Topic classifier for biomedical articles
Multilabel topic classifier for medical articles.
This system learns a topic classifier based for articles labelelled with multiple topics. The included model uses a variant of BERT pre-trained on medical texts, and finetunes it on task instances.
Data
Input data is expected to be a json-formatted file containing a list of articles. Each article should have a title, an abstract and a topics field containing a list of topics. Other fields are ignored.
[
{
"title": "this is a title",
"abstract": "this is an abstract",
"topics": ["topic1", "topic2", "topic3"]
...
},
...
]
Installing
virtualenv -p python3 env
source env/bin/activate
pip install -r requirements.txt -f https://download.pytorch.org/whl/torch_stable.html
If updates have broken dependencies, you may use requirements-freeze.txt instead of requirements.txt. Note that we use pytorch with cuda 10.1; you may change requirements.txt to use a different version depending on your setup (see https://pytorch.org/get-started/locally/).
Training
usage: python trainer.py --name <name> --train_filename <path> [options]
optional arguments:
-h, --help show this help message and exit
--gpus GPUS ids of GPUs to use (use -1 for all available GPUs, defaults to CPU)
--nodes NODES number of computation nodes for distributed training (see lightning docs, defaults to 1)
--name NAME name of experiment (required)
--fast_dev_run run a single batch through the whole training loop for catching bugs
--seed SEED set global random seed (defaults to 123)
--stem STEM stem name of json files containing training/validation/test instances (<stem>.{train,valid,test})
--learning_rate LEARNING_RATE learning rate (default=2e-5)
--batch_size BATCH_SIZE size of batch (default=32)
--epochs EPOCHS number of epochs (default=20)
--valid_size_percent VALID_SIZE_PERCENT validation set size in % (default=10)
--max_len MAX_LEN max sequence length (default=256)
--selected_features SELECTED_FEATURES [SELECTED_FEATURES ...] list of features to load from input (default=title abstract)
--dropout DROPOUT dropout after bert
--loss LOSS choose loss function [f1, bce] (default=bce)
--augment_data simulate missing abstract through augmentation (default=do not augment data)
--transfer TRANSFER transfer weights from checkpoint (default=do not transfer)
--model MODEL model type [rnn, cnn, bert] (default=bert)

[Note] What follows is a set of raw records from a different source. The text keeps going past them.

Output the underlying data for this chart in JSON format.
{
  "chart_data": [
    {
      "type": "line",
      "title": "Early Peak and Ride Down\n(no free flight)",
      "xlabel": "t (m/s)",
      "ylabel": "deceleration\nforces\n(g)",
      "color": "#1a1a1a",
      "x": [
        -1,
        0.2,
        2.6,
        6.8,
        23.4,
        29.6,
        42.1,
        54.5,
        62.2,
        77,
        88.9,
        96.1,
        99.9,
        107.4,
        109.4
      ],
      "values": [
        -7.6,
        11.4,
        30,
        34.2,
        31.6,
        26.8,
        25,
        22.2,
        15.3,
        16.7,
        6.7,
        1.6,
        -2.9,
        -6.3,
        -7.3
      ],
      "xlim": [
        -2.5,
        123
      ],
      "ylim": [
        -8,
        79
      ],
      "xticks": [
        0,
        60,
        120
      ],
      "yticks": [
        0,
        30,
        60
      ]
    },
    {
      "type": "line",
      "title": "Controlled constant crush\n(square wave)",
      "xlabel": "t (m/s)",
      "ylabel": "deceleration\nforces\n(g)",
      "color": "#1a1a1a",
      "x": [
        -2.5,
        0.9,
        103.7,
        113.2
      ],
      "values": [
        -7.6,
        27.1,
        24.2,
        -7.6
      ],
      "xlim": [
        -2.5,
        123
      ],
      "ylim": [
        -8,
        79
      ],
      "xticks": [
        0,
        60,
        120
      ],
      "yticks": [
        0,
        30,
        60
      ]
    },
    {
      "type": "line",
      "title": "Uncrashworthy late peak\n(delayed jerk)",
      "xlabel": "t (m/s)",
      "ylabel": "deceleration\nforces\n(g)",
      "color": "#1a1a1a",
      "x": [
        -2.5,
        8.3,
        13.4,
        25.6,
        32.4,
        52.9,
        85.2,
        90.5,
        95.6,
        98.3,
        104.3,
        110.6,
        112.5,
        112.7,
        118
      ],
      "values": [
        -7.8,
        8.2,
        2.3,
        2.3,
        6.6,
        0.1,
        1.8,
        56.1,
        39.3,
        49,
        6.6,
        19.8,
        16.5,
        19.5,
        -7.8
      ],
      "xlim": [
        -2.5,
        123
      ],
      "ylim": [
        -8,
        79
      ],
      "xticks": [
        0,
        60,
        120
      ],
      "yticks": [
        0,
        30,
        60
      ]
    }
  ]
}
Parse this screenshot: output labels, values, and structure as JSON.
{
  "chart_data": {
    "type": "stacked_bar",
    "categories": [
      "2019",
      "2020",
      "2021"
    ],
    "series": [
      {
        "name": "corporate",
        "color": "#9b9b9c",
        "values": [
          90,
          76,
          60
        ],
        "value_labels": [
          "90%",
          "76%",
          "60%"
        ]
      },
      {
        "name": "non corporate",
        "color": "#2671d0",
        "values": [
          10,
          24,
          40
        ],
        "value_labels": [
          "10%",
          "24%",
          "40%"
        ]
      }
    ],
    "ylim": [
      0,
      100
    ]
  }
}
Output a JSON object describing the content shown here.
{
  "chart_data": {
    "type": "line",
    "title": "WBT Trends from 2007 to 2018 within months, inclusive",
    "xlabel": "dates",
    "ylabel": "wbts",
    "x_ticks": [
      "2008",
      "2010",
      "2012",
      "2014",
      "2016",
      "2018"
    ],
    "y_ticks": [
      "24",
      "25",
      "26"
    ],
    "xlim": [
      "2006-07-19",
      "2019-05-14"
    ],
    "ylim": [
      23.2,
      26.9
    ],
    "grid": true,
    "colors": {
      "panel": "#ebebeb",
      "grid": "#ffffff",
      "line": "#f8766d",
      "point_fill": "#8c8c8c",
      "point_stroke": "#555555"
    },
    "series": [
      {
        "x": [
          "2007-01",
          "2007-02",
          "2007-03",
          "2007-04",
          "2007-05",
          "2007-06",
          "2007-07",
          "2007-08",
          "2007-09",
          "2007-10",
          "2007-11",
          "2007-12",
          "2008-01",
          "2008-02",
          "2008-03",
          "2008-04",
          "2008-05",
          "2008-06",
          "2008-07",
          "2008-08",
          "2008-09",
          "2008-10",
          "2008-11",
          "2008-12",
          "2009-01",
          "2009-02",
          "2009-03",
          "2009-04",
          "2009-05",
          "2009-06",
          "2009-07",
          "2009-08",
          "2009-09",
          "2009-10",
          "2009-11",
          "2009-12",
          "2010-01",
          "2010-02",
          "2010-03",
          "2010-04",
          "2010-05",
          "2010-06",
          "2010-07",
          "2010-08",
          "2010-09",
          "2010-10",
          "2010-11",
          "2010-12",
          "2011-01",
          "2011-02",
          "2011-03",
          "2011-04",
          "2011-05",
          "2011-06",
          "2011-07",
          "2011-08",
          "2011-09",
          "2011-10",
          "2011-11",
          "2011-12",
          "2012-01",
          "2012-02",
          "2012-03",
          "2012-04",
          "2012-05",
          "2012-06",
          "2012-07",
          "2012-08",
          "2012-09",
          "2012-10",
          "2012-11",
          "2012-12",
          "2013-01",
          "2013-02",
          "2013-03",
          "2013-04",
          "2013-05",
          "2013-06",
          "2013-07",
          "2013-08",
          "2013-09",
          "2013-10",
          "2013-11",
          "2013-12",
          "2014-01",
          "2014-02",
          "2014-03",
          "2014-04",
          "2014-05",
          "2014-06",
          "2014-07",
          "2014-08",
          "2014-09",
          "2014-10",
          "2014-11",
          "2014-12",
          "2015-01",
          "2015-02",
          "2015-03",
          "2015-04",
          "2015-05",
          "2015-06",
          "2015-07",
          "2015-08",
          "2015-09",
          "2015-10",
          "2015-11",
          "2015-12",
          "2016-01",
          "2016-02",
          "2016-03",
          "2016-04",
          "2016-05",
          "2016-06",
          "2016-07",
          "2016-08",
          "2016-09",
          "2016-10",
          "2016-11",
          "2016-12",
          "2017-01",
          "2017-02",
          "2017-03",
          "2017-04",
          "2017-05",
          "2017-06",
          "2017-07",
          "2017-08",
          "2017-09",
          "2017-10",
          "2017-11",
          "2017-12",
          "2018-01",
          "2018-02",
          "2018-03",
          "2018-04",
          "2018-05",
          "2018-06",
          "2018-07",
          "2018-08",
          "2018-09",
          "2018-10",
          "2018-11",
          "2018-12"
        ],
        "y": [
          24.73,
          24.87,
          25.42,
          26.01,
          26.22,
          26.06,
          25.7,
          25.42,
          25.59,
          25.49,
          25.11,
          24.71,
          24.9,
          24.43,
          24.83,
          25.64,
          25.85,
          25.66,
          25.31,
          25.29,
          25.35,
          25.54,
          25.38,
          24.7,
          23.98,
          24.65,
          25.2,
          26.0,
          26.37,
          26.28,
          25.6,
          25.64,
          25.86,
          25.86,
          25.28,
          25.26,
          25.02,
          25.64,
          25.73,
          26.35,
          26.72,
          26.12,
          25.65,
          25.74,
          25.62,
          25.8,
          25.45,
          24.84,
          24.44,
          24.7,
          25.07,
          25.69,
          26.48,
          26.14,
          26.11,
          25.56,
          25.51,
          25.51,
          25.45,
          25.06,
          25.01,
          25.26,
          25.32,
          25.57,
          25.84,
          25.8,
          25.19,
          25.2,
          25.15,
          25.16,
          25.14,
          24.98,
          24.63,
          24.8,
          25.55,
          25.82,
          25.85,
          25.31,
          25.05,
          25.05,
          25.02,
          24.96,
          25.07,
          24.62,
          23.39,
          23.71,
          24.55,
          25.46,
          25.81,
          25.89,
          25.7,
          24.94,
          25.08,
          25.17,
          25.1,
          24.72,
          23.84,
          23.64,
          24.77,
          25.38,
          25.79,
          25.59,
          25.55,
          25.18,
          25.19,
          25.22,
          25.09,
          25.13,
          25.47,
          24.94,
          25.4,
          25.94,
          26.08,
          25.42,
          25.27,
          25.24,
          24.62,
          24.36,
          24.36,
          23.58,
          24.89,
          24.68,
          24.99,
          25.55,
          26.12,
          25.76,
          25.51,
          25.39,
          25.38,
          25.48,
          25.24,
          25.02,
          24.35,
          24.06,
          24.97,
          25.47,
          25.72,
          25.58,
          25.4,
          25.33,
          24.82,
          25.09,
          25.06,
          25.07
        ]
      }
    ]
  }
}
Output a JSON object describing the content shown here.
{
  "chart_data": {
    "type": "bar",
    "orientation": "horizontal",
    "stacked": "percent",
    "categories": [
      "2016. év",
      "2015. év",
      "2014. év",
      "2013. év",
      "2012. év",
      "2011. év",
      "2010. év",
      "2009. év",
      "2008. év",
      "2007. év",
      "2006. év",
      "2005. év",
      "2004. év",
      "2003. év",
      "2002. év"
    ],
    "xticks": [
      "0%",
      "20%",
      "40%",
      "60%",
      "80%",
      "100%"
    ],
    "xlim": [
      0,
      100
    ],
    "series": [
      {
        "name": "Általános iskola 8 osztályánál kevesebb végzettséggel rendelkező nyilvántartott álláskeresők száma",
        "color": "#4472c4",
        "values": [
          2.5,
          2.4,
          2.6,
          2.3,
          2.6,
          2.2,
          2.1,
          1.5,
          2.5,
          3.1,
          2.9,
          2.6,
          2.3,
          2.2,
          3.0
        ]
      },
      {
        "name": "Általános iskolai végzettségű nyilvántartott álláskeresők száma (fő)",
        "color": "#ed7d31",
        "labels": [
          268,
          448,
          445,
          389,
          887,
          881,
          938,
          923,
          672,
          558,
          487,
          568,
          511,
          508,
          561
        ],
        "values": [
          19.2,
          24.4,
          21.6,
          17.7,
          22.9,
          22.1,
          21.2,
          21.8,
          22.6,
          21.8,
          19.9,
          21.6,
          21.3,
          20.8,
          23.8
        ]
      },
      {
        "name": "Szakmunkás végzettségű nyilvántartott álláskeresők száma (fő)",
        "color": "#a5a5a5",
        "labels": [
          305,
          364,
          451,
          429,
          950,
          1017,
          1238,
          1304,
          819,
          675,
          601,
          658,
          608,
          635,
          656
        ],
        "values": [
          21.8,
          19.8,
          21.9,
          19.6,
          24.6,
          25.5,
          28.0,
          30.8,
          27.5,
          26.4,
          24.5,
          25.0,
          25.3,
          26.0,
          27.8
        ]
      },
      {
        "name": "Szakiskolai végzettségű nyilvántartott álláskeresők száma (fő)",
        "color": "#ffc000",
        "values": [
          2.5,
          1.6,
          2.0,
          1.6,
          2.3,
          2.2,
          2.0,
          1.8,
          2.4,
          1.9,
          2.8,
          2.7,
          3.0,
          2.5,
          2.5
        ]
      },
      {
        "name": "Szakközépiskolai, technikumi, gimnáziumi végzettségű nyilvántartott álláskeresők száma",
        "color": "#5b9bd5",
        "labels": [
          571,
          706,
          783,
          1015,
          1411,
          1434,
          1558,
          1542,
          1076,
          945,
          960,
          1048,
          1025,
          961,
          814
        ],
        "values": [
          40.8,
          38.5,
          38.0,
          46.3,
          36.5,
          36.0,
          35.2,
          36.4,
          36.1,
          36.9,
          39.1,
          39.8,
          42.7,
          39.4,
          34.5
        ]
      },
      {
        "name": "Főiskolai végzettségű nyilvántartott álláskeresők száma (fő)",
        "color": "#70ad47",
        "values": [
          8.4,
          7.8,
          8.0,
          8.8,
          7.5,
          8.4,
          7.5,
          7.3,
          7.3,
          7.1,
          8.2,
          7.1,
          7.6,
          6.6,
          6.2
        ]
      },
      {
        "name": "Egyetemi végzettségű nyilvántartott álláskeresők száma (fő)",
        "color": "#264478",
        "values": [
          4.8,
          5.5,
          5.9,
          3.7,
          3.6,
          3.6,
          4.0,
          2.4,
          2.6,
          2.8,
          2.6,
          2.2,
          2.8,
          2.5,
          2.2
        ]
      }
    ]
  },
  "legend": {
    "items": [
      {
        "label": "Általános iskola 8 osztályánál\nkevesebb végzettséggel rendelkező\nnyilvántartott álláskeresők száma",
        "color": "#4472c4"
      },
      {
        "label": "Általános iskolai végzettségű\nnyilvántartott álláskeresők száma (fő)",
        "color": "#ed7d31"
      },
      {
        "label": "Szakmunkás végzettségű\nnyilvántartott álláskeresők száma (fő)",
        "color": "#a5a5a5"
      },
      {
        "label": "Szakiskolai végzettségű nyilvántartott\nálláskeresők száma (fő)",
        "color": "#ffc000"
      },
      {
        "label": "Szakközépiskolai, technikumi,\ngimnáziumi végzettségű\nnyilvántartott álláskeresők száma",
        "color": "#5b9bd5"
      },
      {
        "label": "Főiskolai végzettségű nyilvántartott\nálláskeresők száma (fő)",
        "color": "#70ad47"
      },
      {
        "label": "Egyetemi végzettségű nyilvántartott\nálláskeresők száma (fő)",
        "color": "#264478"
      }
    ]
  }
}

--bert_flavor BERT_FLAVOR pretrained bert model (default=monologg/biobert_v1.1_pubmed)
--rnn_embed_size RNN_EMBED_SIZE rnn embedding size (default=128)
--rnn_hidden_size RNN_HIDDEN_SIZE rnn hidden size (default=128)
--rnn_layers RNN_LAYERS rnn number of layers (default=1)
--cnn_embed_size CNN_EMBED_SIZE cnn embedding size (default=128)
--cnn_hidden_size CNN_HIDDEN_SIZE cnn hidden size (default=128)
--cnn_layers CNN_LAYERS cnn number of layers (default=1)
--cnn_kernel_size CNN_KERNEL_SIZE cnn kernel size (default=3)
--scheduler SCHEDULER learning rate schedule [warmup_linear] (default=fixed learning rate)
--scheduler_warmup SCHEDULER_WARMUP learning rate schedule warmup epochs (default=1)
Example training command line:
python trainer.py --gpus=-1 --name test1 --stem ../scrappers/data/20200615/folds/litcovid-0
Logs are saved in logs/
, for each experiment there is a file run.json
with hyperparameters and metrics at each epoch, and two checkpoints, the best and last checkpoints.
The best checkpoint is used for testing.
The logger provides a simplified tensorboard-like facility. Run it with
python logger.py
Then point your browser to http://localhost:6006/.
Generating predictions
Give as input a json file containing articles without a "topics" field. It will be added with predictions.
python predict.py --checkpoint checkpoints/epoch\=0-val_loss\=0.2044.ckpt --test_filename ../scrappers/data/20200529/cord19-metadata.json > predicted.json
Note that at this time, this only works with original training data available in the same relative path as was used for training.